TOOL USED TO ASSESS SCORE: Camspec Model M108 Spectrophotometer.

Results and discussion

In vitro

Results
Irritation parameter:
in vitro irritation score
Value:
0.9
Vehicle controls validity:
valid
Negative controls validity:
valid
Positive controls validity:
valid

Applicant's summary and conclusion

Interpretation of results:
GHS criteria not met
Conclusions:
The test material was classified as non-irritant.
Executive summary:

The purpose of this test was to identify test items that can induce serious eye damage and to identify test items not requiring classification for eye irritation or serious eye damage. The Bovine Corneal Opacity and Permeability (BCOP) test method is an organotypic model that provides short-term maintenance of normal physiological and biochemical function of the bovine cornea in vitro. In this test method, damage by the test item is assessed by quantitative measurements of changes in corneal opacity and permeability.
The test method can correctly identify test items (both chemicals and mixtures) inducing serious eye damage as well as those not requiring classification for eye irritation or serious eye damage, as defined by the United Nations (UN) Globally Harmonized System of Classification and Labelling of Items (GHS) and EU Classification, Labelling and Packaging (CLP) of chemicals (Regulation (EC) No 1272/2008), and it was therefore endorsed as scientifically valid for both purposes. Test items inducing serious eye damage are classified as UN GHS and EU CLP Category 1. Items not classified for eye irritation or serious eye damage are defined as those that do not meet the requirements for classification as UN GHS/EU CLP Category 1 or 2 (2A or 2B), i.e. they are referred to as UN GHS/EU CLP No Category.

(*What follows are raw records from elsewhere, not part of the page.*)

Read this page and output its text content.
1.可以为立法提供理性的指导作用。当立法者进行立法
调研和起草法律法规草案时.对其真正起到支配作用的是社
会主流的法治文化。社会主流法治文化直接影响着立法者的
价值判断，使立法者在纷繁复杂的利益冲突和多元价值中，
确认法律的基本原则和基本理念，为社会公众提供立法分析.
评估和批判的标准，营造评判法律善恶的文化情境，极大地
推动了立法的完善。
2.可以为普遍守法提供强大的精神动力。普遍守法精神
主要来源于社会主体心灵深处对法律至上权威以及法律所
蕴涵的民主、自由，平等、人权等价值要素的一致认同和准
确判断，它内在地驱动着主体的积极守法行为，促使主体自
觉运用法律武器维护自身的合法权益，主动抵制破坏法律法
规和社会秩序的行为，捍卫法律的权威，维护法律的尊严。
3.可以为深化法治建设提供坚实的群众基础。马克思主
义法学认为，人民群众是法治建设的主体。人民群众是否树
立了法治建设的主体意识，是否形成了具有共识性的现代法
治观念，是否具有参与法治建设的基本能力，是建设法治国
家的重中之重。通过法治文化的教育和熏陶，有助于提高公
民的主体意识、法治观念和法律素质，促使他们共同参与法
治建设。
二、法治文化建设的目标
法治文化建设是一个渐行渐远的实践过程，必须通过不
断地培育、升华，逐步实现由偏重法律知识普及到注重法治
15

The undiluted test item was applied for 10 minutes followed by an incubation period of 120 minutes. Negative and positive control items were tested concurrently. The two endpoints, decreased light transmission through the cornea (opacity) and increased passage of sodium fluorescein dye through the cornea (permeability) were combined in an empirically derived formula to generate an In Vitro Irritancy Score (IVIS).


The IVIS of the test item is 0.9. According to the data interpretation criteria, no classification is required since the IVIS is ≤ 3.


Not requiring classification to UN GHS or EU CLP.